La lutte politique en Turquie
Mais Erdogan, qui ne connait que les rapports de force, n’en a cure et considère que tout opposant politique, tout défenseur des droits de l’homme, y compris les plus pacifiques, est suspect de “soutien logistique” et /ou “d’appartenance à une organisation terroriste”. “Tous ceux qui ne disent pas ‘Erdogan est notre sultan’ sont déclarés ‘terroristes’” a lancé Selahattin Demirtas, appelant les forces démocratiques à se mobiliser. En réponse, le président Erdogan, a déclaré la guerre au HDP et au BDP. Le 25 septembre 2020, un procureur a émis un énième mandat d’arrêt contre des membres du HDP. Il concerne, cette fois-ci, 82 membres dont 24 anciens membres de son Comité exécutif. 17 d’entre eux ont été incarcérés dont notre amie et ancienne députée Ayla Akat Ata.

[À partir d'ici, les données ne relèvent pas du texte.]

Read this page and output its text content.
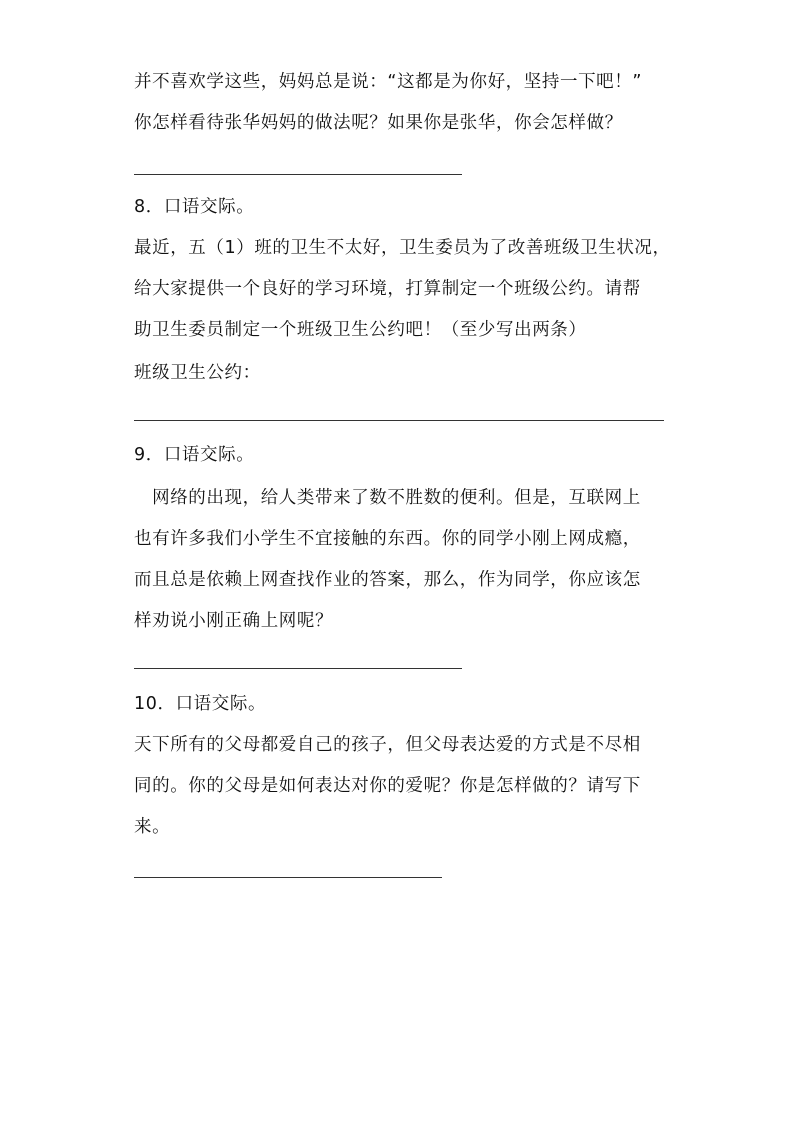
并不喜欢学这些，妈妈总是说：“这都是为你好，坚持一下吧！”
你怎样看待张华妈妈的做法呢？如果你是张华，你会怎样做？
8．口语交际。
最近，五（1）班的卫生不太好，卫生委员为了改善班级卫生状况，
给大家提供一个良好的学习环境，打算制定一个班级公约。请帮
助卫生委员制定一个班级卫生公约吧！（至少写出两条）
班级卫生公约：
9．口语交际。
　网络的出现，给人类带来了数不胜数的便利。但是，互联网上
也有许多我们小学生不宜接触的东西。你的同学小刚上网成瘾，
而且总是依赖上网查找作业的答案，那么，作为同学，你应该怎
样劝说小刚正确上网呢？
10．口语交际。
天下所有的父母都爱自己的孩子，但父母表达爱的方式是不尽相
同的。你的父母是如何表达对你的爱呢？你是怎样做的？请写下
来。
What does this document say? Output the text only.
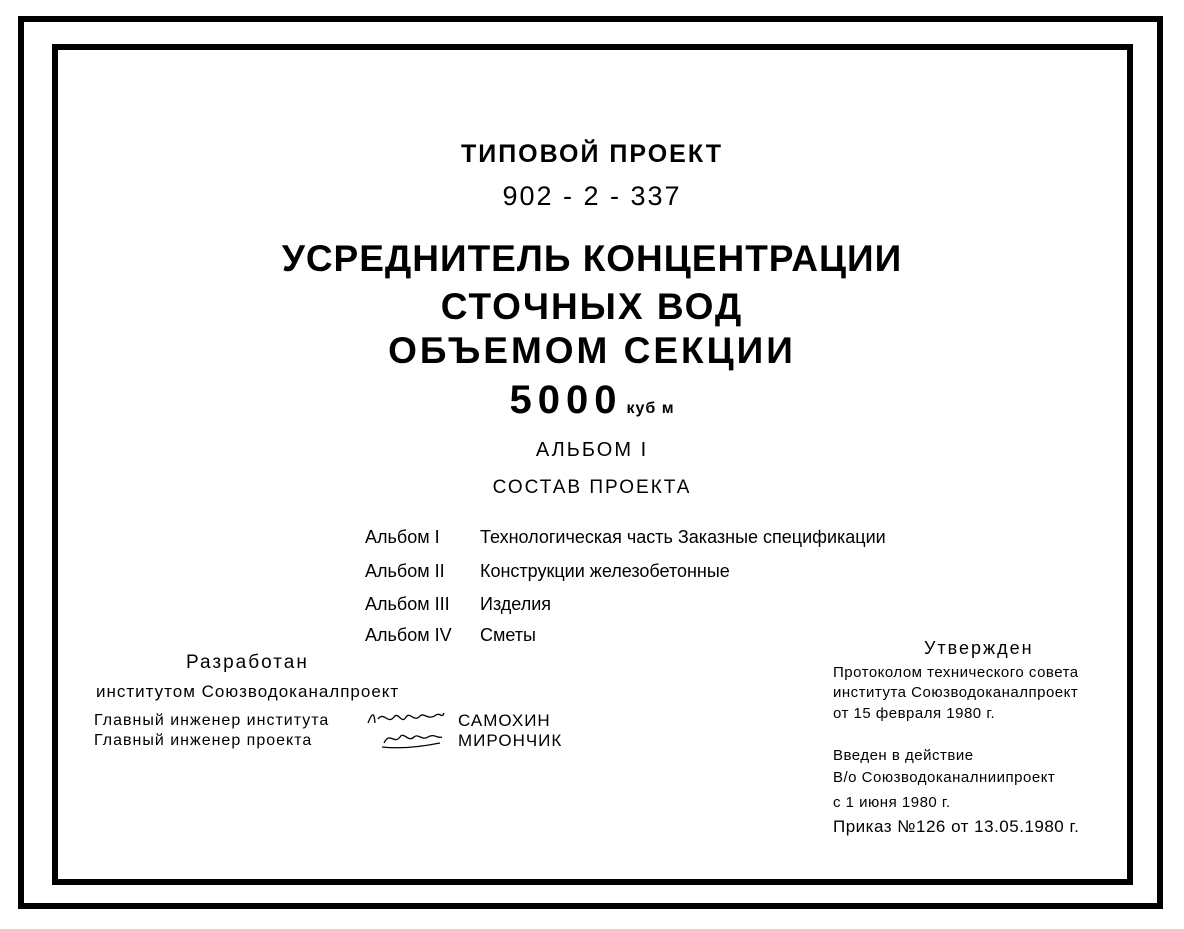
ТИПОВОЙ ПРОЕКТ
902 - 2 - 337
УСРЕДНИТЕЛЬ КОНЦЕНТРАЦИИ
СТОЧНЫХ ВОД
ОБЪЕМОМ СЕКЦИИ
5000 куб м
АЛЬБОМ I
СОСТАВ ПРОЕКТА
Альбом I Технологическая часть Заказные спецификации
Альбом II Конструкции железобетонные
Альбом III Изделия
Альбом IV Сметы
Разработан
институтом Союзводоканалпроект
Главный инженер института
Главный инженер проекта
САМОХИН
МИРОНЧИК
Утвержден
Протоколом технического совета
института Союзводоканалпроект
от 15 февраля 1980 г.
Введен в действие
В/о Союзводоканалниипроект
с 1 июня 1980 г.
Приказ №126 от 13.05.1980 г.
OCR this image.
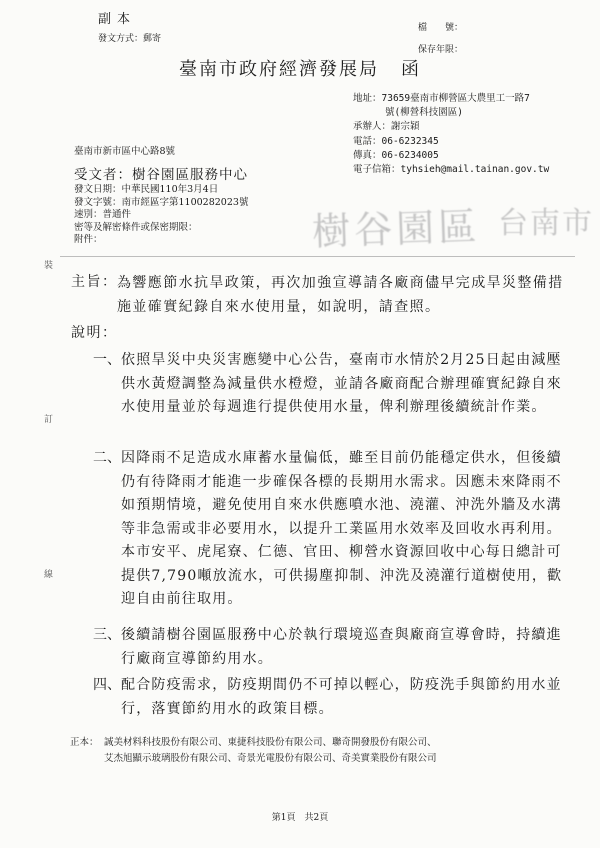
副本
發文方式：郵寄
檔　　號：
保存年限：
臺南市政府經濟發展局 函
地址：73659臺南市柳營區大農里工一路7
號(柳營科技園區)
承辦人：謝宗穎
電話：06-6232345
傳真：06-6234005
電子信箱：tyhsieh@mail.tainan.gov.tw
臺南市新市區中心路8號
受文者：樹谷園區服務中心
發文日期：中華民國110年3月4日
發文字號：南市經區字第1100282023號
速別：普通件
密等及解密條件或保密期限：
附件：	樹谷園區 台南市
裝
訂
線
主旨： 為響應節水抗旱政策，再次加強宣導請各廠商儘早完成旱災整備措施並確實紀錄自來水使用量，如說明，請查照。
說明：
一、 依照旱災中央災害應變中心公告，臺南市水情於2月25日起由減壓供水黃燈調整為減量供水橙燈，並請各廠商配合辦理確實紀錄自來水使用量並於每週進行提供使用水量，俾利辦理後續統計作業。
二、 因降雨不足造成水庫蓄水量偏低，雖至目前仍能穩定供水，但後續仍有待降雨才能進一步確保各標的長期用水需求。因應未來降雨不如預期情境，避免使用自來水供應噴水池、澆灌、沖洗外牆及水溝等非急需或非必要用水，以提升工業區用水效率及回收水再利用。本市安平、虎尾寮、仁德、官田、柳營水資源回收中心每日總計可提供7,790噸放流水，可供揚塵抑制、沖洗及澆灌行道樹使用，歡迎自由前往取用。
三、 後續請樹谷園區服務中心於執行環境巡查與廠商宣導會時，持續進行廠商宣導節約用水。
四、 配合防疫需求，防疫期間仍不可掉以輕心，防疫洗手與節約用水並行，落實節約用水的政策目標。
正本： 誠美材料科技股份有限公司、東捷科技股份有限公司、聯奇開發股份有限公司、
艾杰旭顯示玻璃股份有限公司、奇景光電股份有限公司、奇美實業股份有限公司
第1頁　共2頁
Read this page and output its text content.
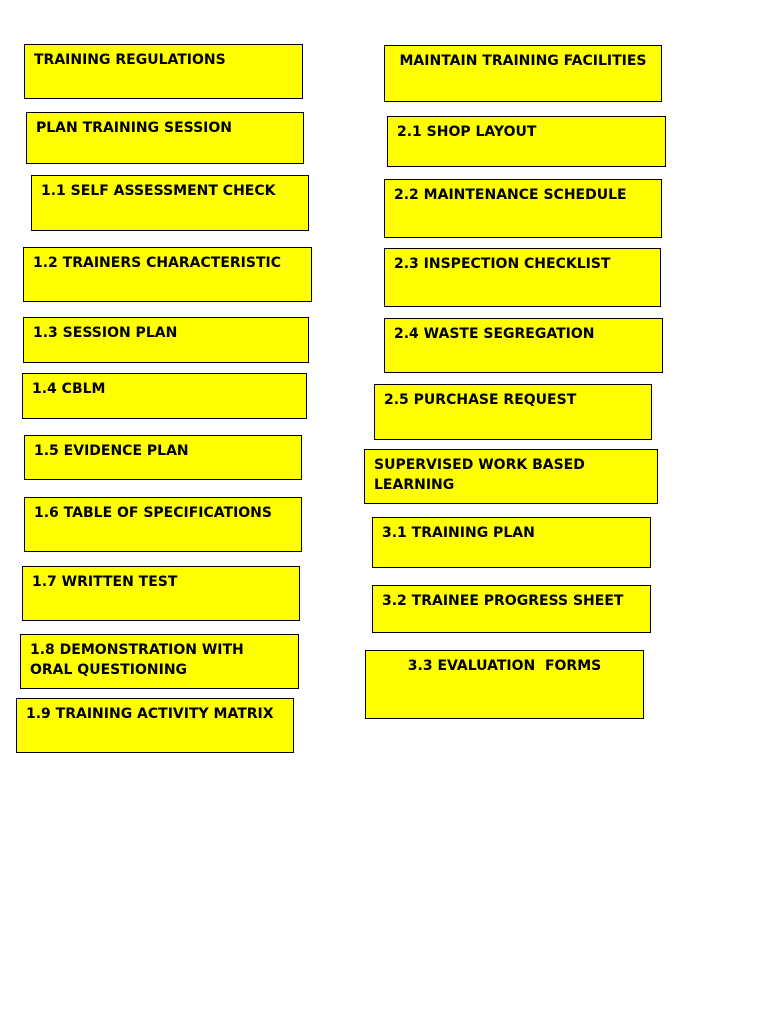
TRAINING REGULATIONS
PLAN TRAINING SESSION
1.1 SELF ASSESSMENT CHECK
1.2 TRAINERS CHARACTERISTIC
1.3 SESSION PLAN
1.4 CBLM
1.5 EVIDENCE PLAN
1.6 TABLE OF SPECIFICATIONS
1.7 WRITTEN TEST
1.8 DEMONSTRATION WITH ORAL QUESTIONING
1.9 TRAINING ACTIVITY MATRIX
MAINTAIN TRAINING FACILITIES
2.1 SHOP LAYOUT
2.2 MAINTENANCE SCHEDULE
2.3 INSPECTION CHECKLIST
2.4 WASTE SEGREGATION
2.5 PURCHASE REQUEST
SUPERVISED WORK BASED LEARNING
3.1 TRAINING PLAN
3.2 TRAINEE PROGRESS SHEET
3.3 EVALUATION  FORMS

Les AKB ont signé l’appel à la solidarité des Universitaires pour la paix en Turquie exigeant leur libération immédiate.
L’art est aussi suspect : “Beru” (traduction en kurde de la pièce “Klaxon et Trompettes… et Pétarades” du célèbre écrivain italien Dario Fo) a été interdite, au prétexte que la pièce risquait de “perturber l’ordre public”. C’est en fait l’affiliation de la troupe de théâtre au Centre culturel de Mésopotamie (MKM), vu par les autorités comme “proche du PKK”, qui a déclenché l’interdiction.
Tuna Altinel, maitre de conférences à l’Université de Lyon 1, retenu en otage à Istanbul
On peut donc se faire du souci pour Tuna Altinel, maitre de conférences à l’Université Lyon 1 depuis plus de 20 ans, qui n’a pu faire sa rentrée universitaire, les autorités turques refusant de lui rendre son passeport et l’empêchant ainsi de quitter la Turquie. Pourtant, après 81 jours de détention, il avait été acquitté en janvier 2020, acquittement confirmé le 3 septembre dernier, malgré l’appel du procureur.
Mais quel était son crime, lui valant le 12 mai 2019 une interpellation suivie d’une incarcération ? Il avait signé une pétition des Universitaires pour la Paix et avait participé (comme interprète) le 21 février 2019 à une réunion publique à Villeurbanne dénonçant les crimes commis par l’armée turque dans la ville kurde de Cizre. Le Comité lyonnais pour la libération de Tuna Altinel, dont l’association “Amitiés kurdes de Lyon Rhône Alpes” est membre actif, dénonce cette situation ubuesque :
c’est donc l’arbitraire le plus absolu qui régit en Turquie une prétendue justice au service du dictateur Erdogan et de son projet de rétablissement de l’Empire ottoman où il se voit en commandeur des croyants ! Cet arbitraire est inadmissible, comme le sont les atteintes continues aux droits humains, à la démocratie et à la paix dans la région. Nous exigeons la restitution immédiate de son passeport à Tuna ! Nous demandons avec force aux autorités françaises, à tous les niveaux, de s’impliquer pour qu’aboutisse la demande de Tuna de restitution de son passeport, afin qu’il puisse revenir en France et reprendre son activité professionnelle en citoyen libre !
Le comité a obtenu le soutien de Gilbert Gontard, sénateur de l’Isère, GL Devinaz, sénateur du grand Lyon et nouveau Rhône, du maire de Villeurbanne et de la mairie de Lyon. Il demande à tous les amis du peuple kurde d’intervenir auprès de leurs élus.
Rappeler son ambassadeur auprès de la Turquie est un geste fort de la part de la France, mais insuffisant s’il n’est pas suivi de sanctions économiques car, comme l’a écrit dans Ouest-France Bruno Tertrais, directeur adjoint de la Fondation pour la recherche stratégique (FRS) et senior fellow associé à l’Institut Montaigne : “avec un dirigeant comme M. Erdogan, seule la fermeté paye“.